The most common cause is butter that was too warm when you made the topping. The butter needs to stay cold so it coats the flour in distinct pieces rather than melting in. Cut your butter into cubes and keep them in the fridge until the moment you use them, and refrigerate the finished crumb mixture while you make the batter.
Can I make this cake the night before?
Absolutely. Bake and cool the cake completely, then cover it loosely with foil and store at room temperature overnight. The crumb topping softens slightly by morning, but the flavor actually deepens. Add the glaze fresh in the morning if using.
What’s the best way to peel peaches quickly?
Score a small X on the bottom of each peach and drop them into boiling water for 30–60 seconds. Transfer immediately to an ice bath. The skins slip right off with your fingers — no peeler needed. This blanching method works best on ripe peaches; very firm peaches may need closer to 90 seconds.
Final Thoughts
This gluten-free peach melba crumb cake is the kind of recipe that earns a permanent spot in your rotation. It’s straightforward, genuinely crowd-pleasing, and gives you that satisfying crunch-to-fruit-to-cake ratio that most gluten-free bakes never quite nail.
If you make it, I’d love to know how it turned out. Leave a star rating and drop a comment below — especially if you tried a variation. And if you’re sharing to Pinterest, a photo of that golden crumb topping always gets saves.

Gluten-Free Peach Melba Crumb Cake
Equipment
- 8-inch square baking pan
- Parchment paper
- Mixing bowls
- Fork or pastry cutter
- Hand mixer or stand mixer
- Offset spatula
- Toothpick
- Whisk
Ingredients
Crumb Topping
- ¾ cup gluten-free all-purpose flour use a blend with xanthan gum
- ⅓ cup brown sugar packed
- ½ tsp ground cinnamon
- ¼ tsp salt
- 5 tbsp cold unsalted butter cubed, keep refrigerated until use
Cake
- 1 ½ cups gluten-free all-purpose flour same blend as topping
- 1 tsp baking powder
- ½ tsp baking soda
- ¼ tsp salt
- ½ cup unsalted butter softened to room temperature
- ¾ cup granulated sugar
- 2 large eggs
- 1 tsp vanilla extract
- ½ cup sour cream or Greek yogurt full-fat for best texture
- 2 tbsp milk any milk works
Peach Melba Layer
- 2 large peaches peeled and diced, ripe but firm
- 1 cup fresh raspberries frozen works; do not thaw
- 1 tbsp cornstarch thickens the fruit juices
- 1 tbsp granulated sugar
- 1 tsp lemon juice brightens the fruit flavor
Optional Glaze
- ½ cup powdered sugar
- 1-2 tbsp milk or lemon juice
Instructions
- Preheat your oven to 350°F (175°C). Grease an 8-inch square baking pan and line it with parchment paper, leaving overhang on two sides for easy lifting later.

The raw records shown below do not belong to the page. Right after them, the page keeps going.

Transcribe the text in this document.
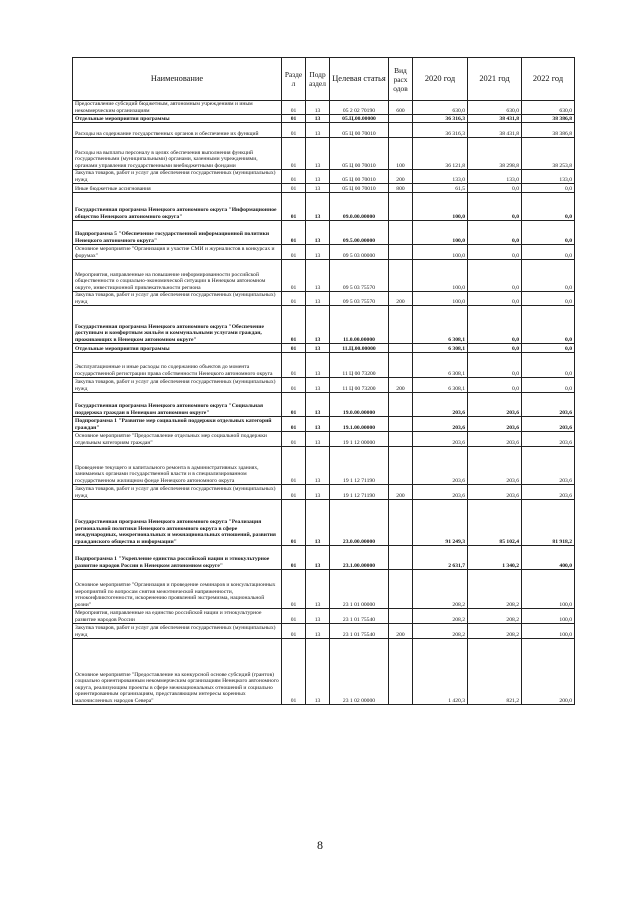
Наименование	Разде л	Подр аздел	Целевая статья	Вид расх одов	2020 год	2021 год	2022 год
Предоставление субсидий бюджетным, автономным учреждениям и иным некоммерческим организациям	01	13	05 2 02 70190	600	630,0	630,0	630,0
Отдельные мероприятия программы	01	13	05.Ц.00.00000		36 316,3	38 431,8	38 386,8
Расходы на содержание государственных органов и обеспечение их функций	01	13	05 Ц 00 70010		36 316,3	38 431,8	38 386,8
Расходы на выплаты персоналу в целях обеспечения выполнения функций государственными (муниципальными) органами, казенными учреждениями, органами управления государственными внебюджетными фондами	01	13	05 Ц 00 70010	100	36 121,8	38 298,8	38 253,8
Закупка товаров, работ и услуг для обеспечения государственных (муниципальных) нужд	01	13	05 Ц 00 70010	200	133,0	133,0	133,0
Иные бюджетные ассигнования	01	13	05 Ц 00 70010	800	61,5	0,0	0,0
Государственная программа Ненецкого автономного округа "Информационное общество Ненецкого автономного округа"	01	13	09.0.00.00000		100,0	0,0	0,0
Подпрограмма 5 "Обеспечение государственной информационной политики Ненецкого автономного округа"	01	13	09.5.00.00000		100,0	0,0	0,0
Основное мероприятие "Организация и участие СМИ и журналистов в конкурсах и форумах"	01	13	09 5 03 00000		100,0	0,0	0,0
Мероприятия, направленные на повышение информированности российской общественности о социально-экономической ситуации в Ненецком автономном округе, инвестиционной привлекательности региона	01	13	09 5 03 75570		100,0	0,0	0,0
Закупка товаров, работ и услуг для обеспечения государственных (муниципальных) нужд	01	13	09 5 03 75570	200	100,0	0,0	0,0
Государственная программа Ненецкого автономного округа "Обеспечение доступным и комфортным жильём и коммунальными услугами граждан, проживающих в Ненецком автономном округе"	01	13	11.0.00.00000		6 308,1	0,0	0,0
Отдельные мероприятия программы	01	13	11.Ц.00.00000		6 308,1	0,0	0,0
Эксплуатационные и иные расходы по содержанию объектов до момента государственной регистрации права собственности Ненецкого автономного округа	01	13	11 Ц 00 73200		6 308,1	0,0	0,0
Закупка товаров, работ и услуг для обеспечения государственных (муниципальных) нужд	01	13	11 Ц 00 73200	200	6 308,1	0,0	0,0
Государственная программа Ненецкого автономного округа "Социальная поддержка граждан в Ненецком автономном округе"	01	13	19.0.00.00000		203,6	203,6	203,6
Подпрограмма 1 "Развитие мер социальной поддержки отдельных категорий граждан"	01	13	19.1.00.00000		203,6	203,6	203,6
Основное мероприятие "Предоставление отдельных мер социальной поддержки отдельным категориям граждан"	01	13	19 1 12 00000		203,6	203,6	203,6
Проведение текущего и капитального ремонта в административных зданиях, занимаемых органами государственной власти и в специализированном государственном жилищном фонде Ненецкого автономного округа	01	13	19 1 12 71190		203,6	203,6	203,6
Закупка товаров, работ и услуг для обеспечения государственных (муниципальных) нужд	01	13	19 1 12 71190	200	203,6	203,6	203,6
Государственная программа Ненецкого автономного округа "Реализация региональной политики Ненецкого автономного округа в сфере международных, межрегиональных и межнациональных отношений, развития гражданского общества и информации"	01	13	23.0.00.00000		91 249,3	85 102,4	81 918,2
Подпрограмма 1 "Укрепление единства российской нации и этнокультурное развитие народов России в Ненецком автономном округе"	01	13	23.1.00.00000		2 631,7	1 340,2	400,0
Основное мероприятие "Организация и проведение семинаров и консультационных мероприятий по вопросам снятия межэтнической напряженности, этноконфликтогенности, искоренению проявлений экстремизма, национальной розни"	01	13	23 1 01 00000		208,2	208,2	100,0
Мероприятия, направленные на единство российской нации и этнокультурное развитие народов России	01	13	23 1 01 75540		208,2	208,2	100,0
Закупка товаров, работ и услуг для обеспечения государственных (муниципальных) нужд	01	13	23 1 01 75540	200	208,2	208,2	100,0
Основное мероприятие "Предоставление на конкурсной основе субсидий (грантов) социально ориентированным некоммерческим организациям Ненецкого автономного округа, реализующим проекты в сфере межнациональных отношений и социально ориентированным организациям, представляющим интересы коренных малочисленных народов Севера"	01	13	23 1 02 00000		1 420,3	821,2	200,0
8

- In a medium bowl, whisk together the gluten-free flour, brown sugar, cinnamon, and salt. Add the cold cubed butter and use a fork or pastry cutter to cut it in until coarse crumbs form. Refrigerate the crumb mixture while you prepare the remaining components.
- In a small bowl, toss the diced peaches and raspberries with the cornstarch, sugar, and lemon juice until evenly coated. Set aside. Do not let the fruit mixture sit longer than 15 minutes or it will release too much liquid.
- In a large bowl, beat the softened butter and granulated sugar together until light and fluffy, about 2–3 minutes. Add the eggs one at a time, mixing well after each addition. Mix in the vanilla extract and sour cream until fully combined.
- In a separate bowl, whisk together the gluten-free flour, baking powder, baking soda, and salt. Gradually fold the dry ingredients into the wet mixture, then stir in the milk until a smooth batter forms. Do not overmix.
- Spread the batter evenly into the prepared pan. Spoon the peach-raspberry mixture over the batter in an even layer. Scatter the chilled crumb topping evenly over the fruit.
- Bake for 40–45 minutes, until the topping is golden brown and a toothpick inserted into the cake portion (not the fruit) comes out clean. Cool in the pan for at least 20 minutes before removing.
- If using the glaze, whisk together the powdered sugar with 1–2 tablespoons of milk or lemon juice until a pourable consistency forms. Drizzle over the fully cooled cake before serving.